Archival Research Traces Indigenous Mexican Migration to U.S. South

Yuridia Ramírez (History) is a 2022–2023 HRI Campus Faculty Fellow. Ramírez’s project, “Indigeneity on the Move: Transborder Politics from Michoacán to North Carolina,” traces the movement of P’urhépecha migrants from Cherán, Michoacán, México, to and from North Carolina during the late twentieth century.

Learn more about HRI’s Campus Fellowship Program, which supports a cohort of faculty and graduate students through a year of dedicated research and writing in a collaborative, interdisciplinary environment.

What is unique about your research on this topic?

My book, Indigeneity on the Move: Transborder Politics from Michoacán to North Carolina, is the first study of Indigenous Mexican migration to the U.S. South. By tracing the movement of Indigenous P’urhépecha migrants from Cherán, Michoacán, México, to and from North Carolina during the late twentieth century, my book historicizes both sides of the transborder circuit and contextualizes the racial and spatial logics of each with regard to the transformation of Indigeneity.

Scholars of Indigenous migration from Latin America to the United States have largely overlooked how Indigeneity functions as a contingent identity formation. I examine Indigeneity as a formation that is at times racialized, tracing how it changes over time, is repeatedly reconstituted, and is always contingent on time and place. I trace how P’urhépechas’ sense of Indigeneity also transforms in the diaspora for both migrants and those who stay behind.

“I have had to be creative with my archival sources to trace the history of migration from Cherán, Michoacán, to North Carolina. I am using materials from multiple archives in Mexico in ways that nobody else has done before.”
— Yuridia Ramírez

For example, I use Mexico’s agrarian administrative archives to trace land disputes between Cheranis and state and international forces that led to Cheranis’ migration. And, unlike historians of Mexican Indigeneity, I employ the records of the Mexican Indigenous Institute to trace one community’s history of migration.

What drives your interest in this research?

My academic work is principally driven by my own history of migration. My mother was pregnant with me when she crossed the border. Because I was born in the United States, I realized at a young age how my position of privilege differentiated me from family members and friends whose lives in the U.S. were constantly vulnerable.
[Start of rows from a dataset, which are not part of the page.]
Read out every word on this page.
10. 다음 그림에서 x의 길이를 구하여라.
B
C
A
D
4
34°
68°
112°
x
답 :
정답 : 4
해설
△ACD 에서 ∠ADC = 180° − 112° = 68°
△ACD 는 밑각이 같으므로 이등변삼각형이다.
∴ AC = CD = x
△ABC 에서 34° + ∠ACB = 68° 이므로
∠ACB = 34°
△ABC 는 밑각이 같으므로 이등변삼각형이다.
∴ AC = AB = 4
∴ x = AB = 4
That injustice led me to work in immigrant rights activism during my undergraduate career, and I continued this work as a graduate student at Duke University.

I first met the Cherani community in 2011 when I was volunteering at a community organization in Durham, NC. My engagement with the Cherani community has taught me more about community organizing than I ever learned in formal trainings. I came to understand Cherán as the achievement of the beloved community.

My work is a community-engaged project that exists only because of the generosity and courage of my interlocutors. Throughout the years of my dissertation work and now book project, I have spent countless hours surrounded by Cherani migrants and their families, attending their celebrations, birthday parties, and weddings. I am the godmother of two children of Cherani migrants and have fictive kinship relationships with many others. I feel as responsible for the way I tell the stories in my book as if I were writing my own.

How has the fellowship seminar impacted the way you approach your research?

My colleagues’ expertise in various disciplines has pushed me to rethink the stakes and interventions of my work, drawing out important theoretical and methodological interventions I previously had downplayed. They approached my work with generosity and sincere engagement, and it has been a joy to share space with them.